Wer jedoch schon einmal eine Feuchttemperatur von 30 Grad erlebt hat, weiß, wie unerträglich heiß das ist. In Regionen am Persischen oder Arabischen Golf sowie dem Roten Meer werden solche Werte fast jedes Jahr an einigen Tagen erreicht. Mit jedem weiteren Temperaturanstieg wird die Zahl der Tage mit Lebensgefahr für Geschwächte und für Unbesonnene sich vervielfachen, denn mit einer mittleren Erwärmung sind unweigerlich neue Temperaturextreme verbunden.
Die Klimaforscher haben sich weder geirrt noch sind die Schutzmaßnahmen geringer als bisher, aber ein weiterer Anlass zu mehr Klimaschutz ist es allemal. Erneut gilt dabei: Die Wohlhabenden werden sich schützen können, die Armen weit weniger.
Seit 30 Jahren werden in der Klimapolitik immer wieder neue Hoffnungsträger präsentiert: CO2-Märkte, Klimakompensation, Netto-Null-Emissionen, naturbasierte Lösungen. Es geht dabei nur um Ablenkung von echtem Klimaschutz, meint der Landnutzungsexperte Chris Lang in einem Gastbeitrag. Das einzig Wirksame sei, die fossilen Brennstoffe im Boden zu lassen. Hat er recht?
Das Pariser Klimaabkommen hat als völkerrechtlich bindendes Abkommen zwei Säulen, nämlich eine maximale mittlere globale Erwärmung wesentlich unter zwei Grad und das Erreichen der Treibhausgasneutralität in der zweiten Hälfte unseres Jahrhunderts. Beides kann die Völkergemeinschaft angesichts der Dominanz des Kohlendioxids in der Industriegesellschaft nur erreichen, wenn alle noch förderbaren fossilen Brennstoffe – nach einer kurzen Übergangsfrist mit rasch abnehmender Nutzung – in der Erdkruste bleiben.
Das heißt aber auch: Diese Bodenschätze sind bald nichts mehr wert, und eine völlig neue Energieversorgung ist aufzubauen. Wir müssen zurück in ein zweites solares Zeitalter, nachdem wir uns mit den fossilen Brennstoffen für wenige Jahrhunderte vom ersten solaren Zeitalter verabschiedet hatten. Insoweit hat der Gastautor recht. Jetzt zählt die Ausstattung der Länder mit den beiden wichtigsten erneuerbaren Energien, Sonne und Wind.
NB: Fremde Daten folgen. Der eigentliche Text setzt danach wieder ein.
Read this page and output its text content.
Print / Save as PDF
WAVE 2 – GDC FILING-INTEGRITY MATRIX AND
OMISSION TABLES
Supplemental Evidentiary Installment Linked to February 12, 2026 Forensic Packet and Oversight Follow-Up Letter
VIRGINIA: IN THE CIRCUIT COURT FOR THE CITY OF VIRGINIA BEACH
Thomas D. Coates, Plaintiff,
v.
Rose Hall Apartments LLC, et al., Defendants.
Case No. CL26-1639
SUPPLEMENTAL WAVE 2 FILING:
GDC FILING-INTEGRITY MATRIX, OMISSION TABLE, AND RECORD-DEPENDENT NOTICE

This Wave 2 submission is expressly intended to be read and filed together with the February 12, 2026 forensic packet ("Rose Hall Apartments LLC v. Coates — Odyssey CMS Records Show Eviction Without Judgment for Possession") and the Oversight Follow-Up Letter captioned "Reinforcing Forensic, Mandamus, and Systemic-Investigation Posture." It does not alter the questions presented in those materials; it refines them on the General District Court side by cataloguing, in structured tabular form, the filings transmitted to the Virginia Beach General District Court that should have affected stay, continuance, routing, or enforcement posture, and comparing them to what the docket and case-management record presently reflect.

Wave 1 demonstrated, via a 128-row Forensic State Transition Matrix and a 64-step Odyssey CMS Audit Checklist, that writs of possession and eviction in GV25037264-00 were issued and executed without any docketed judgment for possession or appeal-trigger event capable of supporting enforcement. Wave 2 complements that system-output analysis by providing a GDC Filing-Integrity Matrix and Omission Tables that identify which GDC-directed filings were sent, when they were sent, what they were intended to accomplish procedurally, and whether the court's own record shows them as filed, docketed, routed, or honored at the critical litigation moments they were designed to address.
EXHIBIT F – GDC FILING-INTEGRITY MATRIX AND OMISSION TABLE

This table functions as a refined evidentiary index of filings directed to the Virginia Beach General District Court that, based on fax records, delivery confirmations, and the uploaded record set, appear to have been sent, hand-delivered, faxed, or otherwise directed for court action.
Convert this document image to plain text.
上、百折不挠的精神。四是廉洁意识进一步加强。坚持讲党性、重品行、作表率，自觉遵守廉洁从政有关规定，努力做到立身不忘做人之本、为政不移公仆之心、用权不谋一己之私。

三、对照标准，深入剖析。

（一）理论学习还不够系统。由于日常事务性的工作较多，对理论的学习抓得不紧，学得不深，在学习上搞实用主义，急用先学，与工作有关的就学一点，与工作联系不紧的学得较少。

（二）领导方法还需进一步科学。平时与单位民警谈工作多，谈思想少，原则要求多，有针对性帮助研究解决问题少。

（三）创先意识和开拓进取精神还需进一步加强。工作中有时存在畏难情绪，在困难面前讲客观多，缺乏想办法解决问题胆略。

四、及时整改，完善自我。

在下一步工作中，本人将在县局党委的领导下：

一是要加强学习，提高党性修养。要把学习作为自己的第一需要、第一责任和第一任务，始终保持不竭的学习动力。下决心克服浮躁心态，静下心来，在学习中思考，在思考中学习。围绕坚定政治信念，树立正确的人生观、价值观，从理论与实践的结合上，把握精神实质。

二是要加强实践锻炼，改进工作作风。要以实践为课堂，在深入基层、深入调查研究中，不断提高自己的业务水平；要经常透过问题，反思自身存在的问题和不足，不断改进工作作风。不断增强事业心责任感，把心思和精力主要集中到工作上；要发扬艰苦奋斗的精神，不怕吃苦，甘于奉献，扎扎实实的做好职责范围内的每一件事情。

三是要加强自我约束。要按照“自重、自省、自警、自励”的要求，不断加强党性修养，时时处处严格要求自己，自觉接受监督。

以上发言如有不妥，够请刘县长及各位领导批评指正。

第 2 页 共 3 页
Was er aber über weitere Aspekte des von uns beeinflussten Kohlenstoffkreislaufes sagt, bedarf der Ergänzung. Das Paris-Abkommen fordert Treibhausgasneutralität, also müssen zum Beispiel Senken für Kohlenstoff – meist CO2 und Methan – so groß wie die Quellen sein. Wenn wir also weiterhin Fleisch- und Milchprodukte essen, müssen wir Senken schaffen.
Wir müssen auch die vielfältigen anderen Treibhausgasquellen abdichten oder kompensieren, über die kaum diskutiert wird. Zuerst sind da die CO2-Emissionen aus entwässerten Moorböden zu beenden, zurzeit in Deutschland 55 Millionen Tonnen pro Jahr – das sind etwa sieben Prozent aller Emissionen.
Aber auch die Methanemissionen aus den früheren Steinkohlebergwerken und aus alten Mülldeponien gehören dazu, genauso wie die Lachgasemissionen aus den überwiegend mit künstlichem Stickstoffdünger gedüngten Feldern.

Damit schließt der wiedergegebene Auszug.